Com partidas esportivas paradas, comerciante pensa em mudar de ramo após 15 anos

Vendedor de artigos esportivos enfrenta dificuldades para se manter com a baixa procura dos produtos

Com partidas esportivas paradas, comerciante pensa em mudar de ramo após 15 anos

Dono de uma banca de produtos esportivos de Belo Horizonte há 15 anos no maior shopping popular da capital, Vinícius Moreira Gonçalves se vê prestes a abandonar o segmento. Com as partidas esportivas paralisadas desde o início da pandemia do coronavírus, o comerciante enfrenta dificuldades para se manter com a baixa procura dos produtos.

Mesmo com o retorno do comércio belo-horizontino na segunda-feira (25), Vinícius não vê grandes mudanças na área. “Esperança a gente sempre tem. Criamos expectativa de que aos poucos as vendas vão melhorar. Mas, pelo fato de o futebol ter parado, as pessoas não têm demonstrado interesse nesse tipo de produto. Estou nisso tem muitos anos, com clientes fiéis. Mas é uma coisa que está incomodando e já me faz, como comerciante, pensar em outros investimentos para sobreviver a esta crise”, lamenta.

Desde o fechamento das atividades não essenciais há mais de dois meses, o comerciante tem tentado continuar as vendas através das redes sociais e entregas por delivery, mas a comercialização de produtos específicos como uniformes, meiões, bonés e equipamentos esportivos, tem tido baixa procura por parte dos consumidores.

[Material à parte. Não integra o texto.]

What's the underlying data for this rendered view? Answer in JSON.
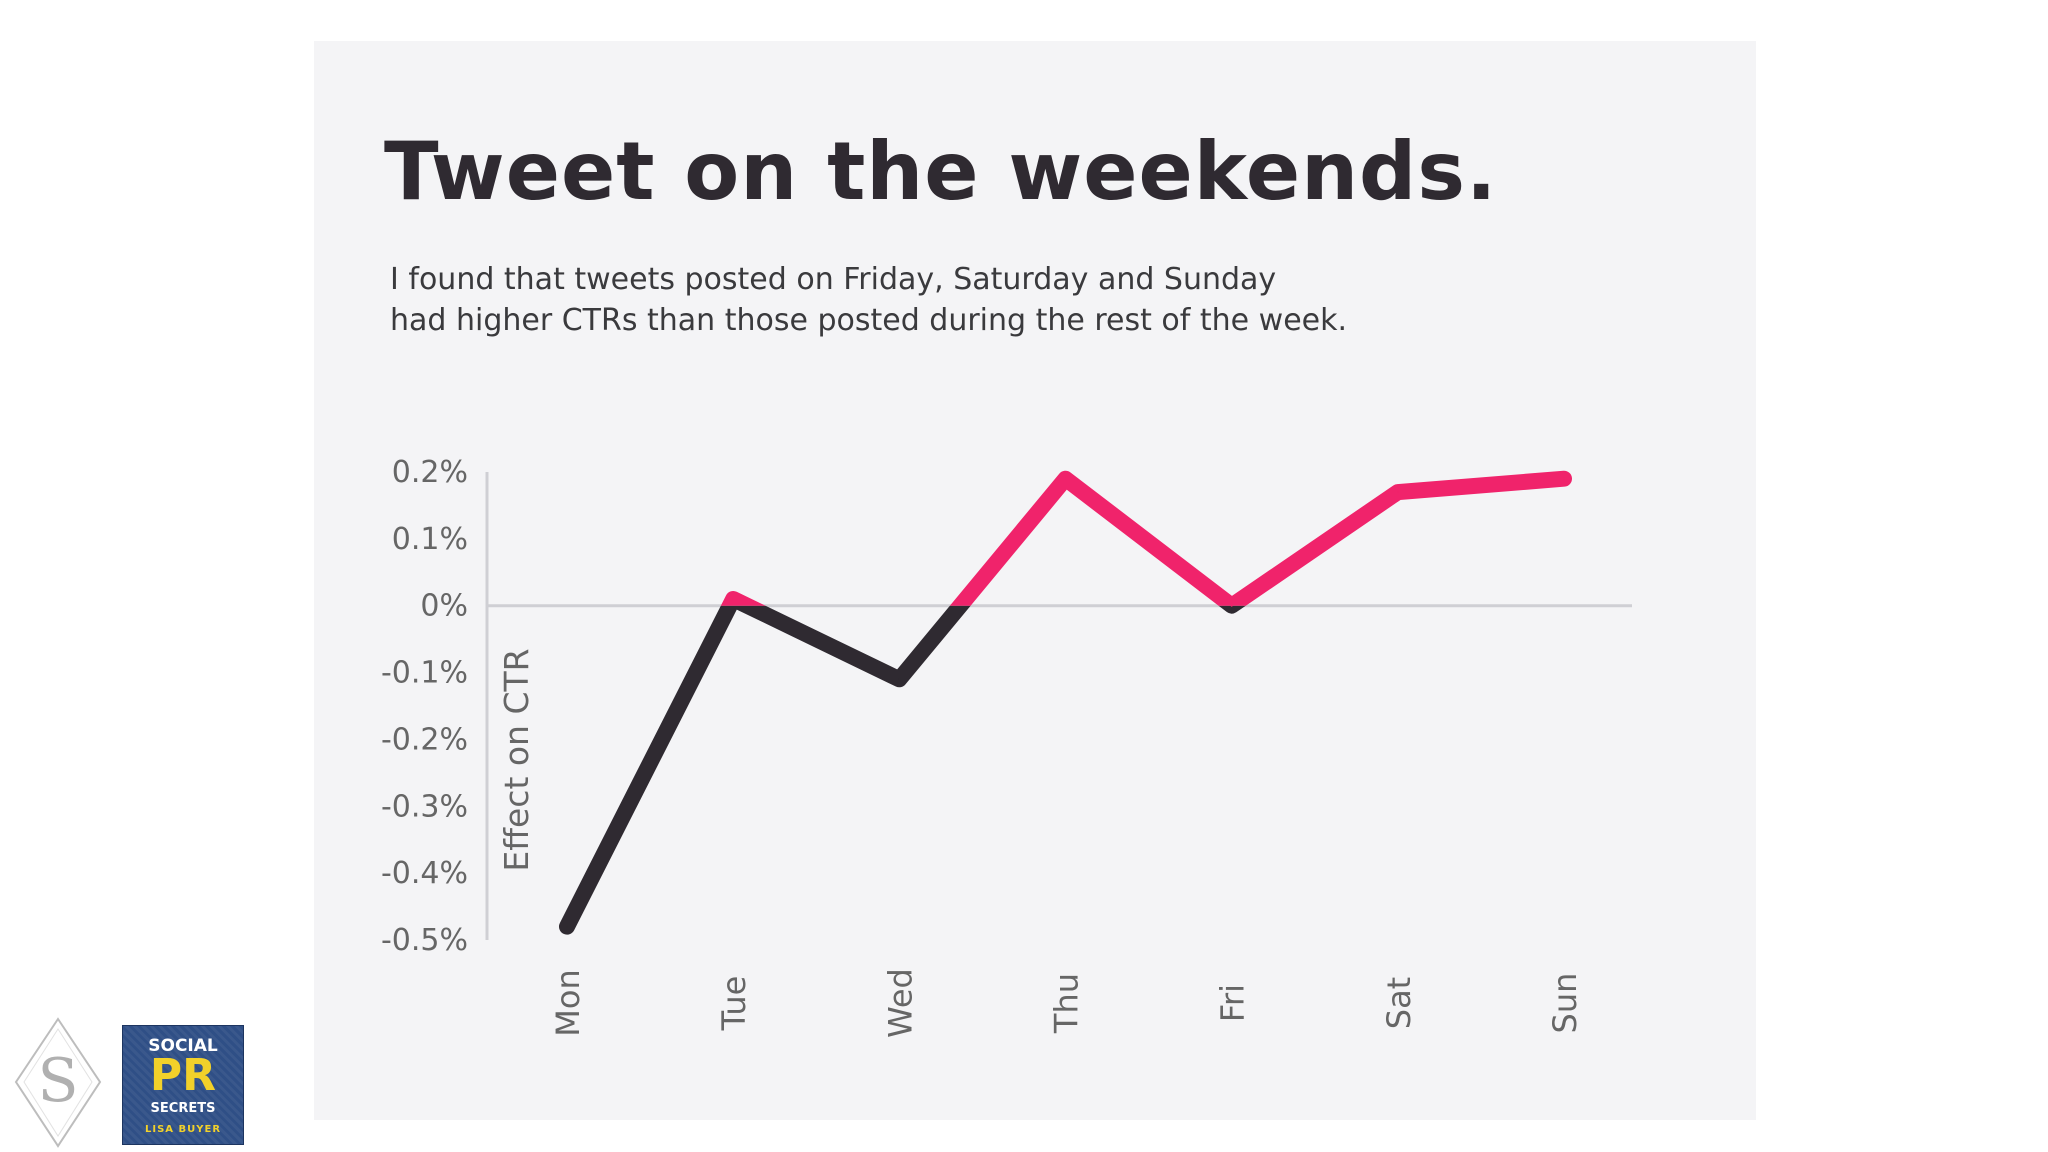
{
  "title": "Tweet on the weekends.",
  "subtitle_lines": [
    "I found that tweets posted on Friday, Saturday and Sunday",
    "had higher CTRs than those posted during the rest of the week."
  ],
  "colors": {
    "positive": "#f0236b",
    "negative": "#2f2a31",
    "background": "#f4f4f6",
    "axis": "#cfcfd4"
  },
  "chart_data": {
    "type": "line",
    "categories": [
      "Mon",
      "Tue",
      "Wed",
      "Thu",
      "Fri",
      "Sat",
      "Sun"
    ],
    "values": [
      -0.48,
      0.01,
      -0.11,
      0.19,
      0.0,
      0.17,
      0.19
    ],
    "ylabel": "Effect on CTR",
    "y_ticks": [
      "0.2%",
      "0.1%",
      "0%",
      "-0.1%",
      "-0.2%",
      "-0.3%",
      "-0.4%",
      "-0.5%"
    ],
    "y_tick_values": [
      0.2,
      0.1,
      0,
      -0.1,
      -0.2,
      -0.3,
      -0.4,
      -0.5
    ],
    "ylim": [
      -0.5,
      0.2
    ],
    "grid": false
  },
  "branding": {
    "logo_letter": "S",
    "icon": "diamond-s-logo-icon",
    "book": {
      "line1": "SOCIAL",
      "line2": "PR",
      "line3": "SECRETS",
      "author": "LISA BUYER"
    }
  }
}
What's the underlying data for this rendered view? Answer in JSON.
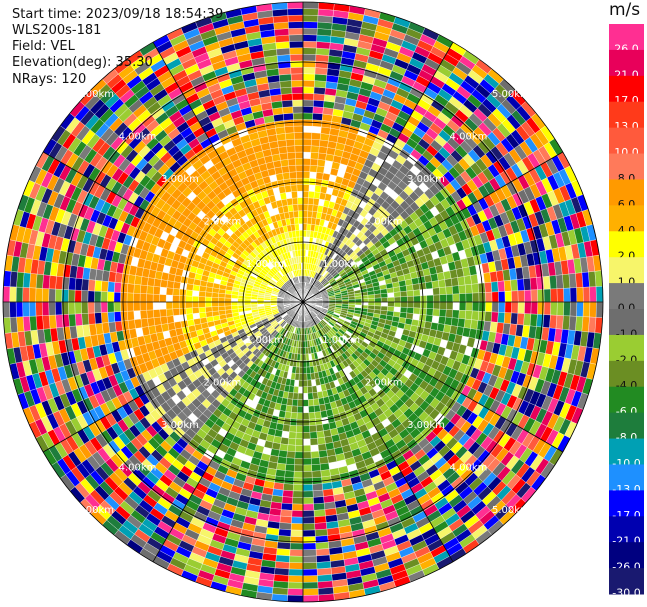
{
  "header": {
    "start_time": "Start time: 2023/09/18 18:54:39",
    "instrument": "WLS200s-181",
    "field": "Field: VEL",
    "elevation": "Elevation(deg): 35.30",
    "nrays": "NRays: 120"
  },
  "colorbar": {
    "unit": "m/s",
    "ticks": [
      "26.0",
      "21.0",
      "17.0",
      "13.0",
      "10.0",
      "8.0",
      "6.0",
      "4.0",
      "2.0",
      "1.0",
      "0.0",
      "-1.0",
      "-2.0",
      "-4.0",
      "-6.0",
      "-8.0",
      "-10.0",
      "-13.0",
      "-17.0",
      "-21.0",
      "-26.0",
      "-30.0"
    ],
    "colors": [
      "#ff2f92",
      "#e8005a",
      "#ff0000",
      "#ff3a1a",
      "#ff5a3c",
      "#ff7a5a",
      "#ff9a00",
      "#ffb000",
      "#ffff00",
      "#f7f56a",
      "#7a7a7a",
      "#6e6e6e",
      "#9acd32",
      "#6b8e23",
      "#228b22",
      "#1e7d3c",
      "#00a0b4",
      "#1e90ff",
      "#0000ff",
      "#0000b0",
      "#000080",
      "#191970"
    ]
  },
  "chart_data": {
    "type": "heatmap",
    "projection": "polar PPI",
    "field": "VEL",
    "unit": "m/s",
    "n_rays": 120,
    "range_rings": [
      {
        "label": "1.00km"
      },
      {
        "label": "2.00km"
      },
      {
        "label": "3.00km"
      },
      {
        "label": "4.00km"
      },
      {
        "label": "5.00km"
      }
    ],
    "value_range": [
      -30.0,
      26.0
    ],
    "pattern": "approaching (+) velocities toward north-west, receding (-) toward south-east; noisy outer gates"
  }
}
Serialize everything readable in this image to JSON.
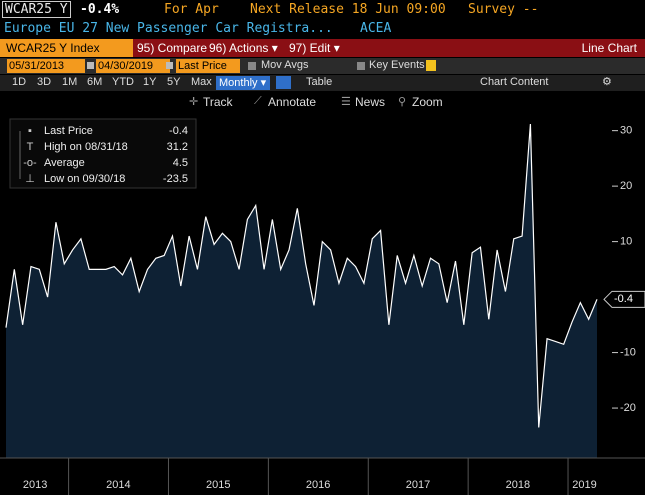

Vinícius ressalta também sobre a queda do número de vendas no geral, uma vez que devido a atual situação, as pessoas têm revisto os seus gastos. “Os consumidores estão devagar para comprar. Estão optando mesmo pelo essencial. Para o setor comercial não está fácil, porque as pessoas estão segurando dinheiro, investindo somente nas prioridades, principalmente nesse segmento de vestuário”, finaliza. 

Retorno das atividades

Em decreto assinado no dia 22 deste mês pelo prefeito Alexandre Kalil, ficou estabelecido o retorno gradual do comércio, seguindo todas as especificações sanitárias de segurança. A lojas passaram a obedecer horário especiais de funcionamento, está determinada a limitação de público dentro dos estabelecimentos, disponibilização de dispensers com álcool em gel e a utilização de máscara de forma geral. Nesta sexta-feira (29), porém, Kalil anunciou que não dará continuidade ao plano de abertura gradual, pelo menos imediatamente. O prefeito diz que a situação de Minas Gerais é crítica e não transmite confiança para uma flexibilização mais ampla.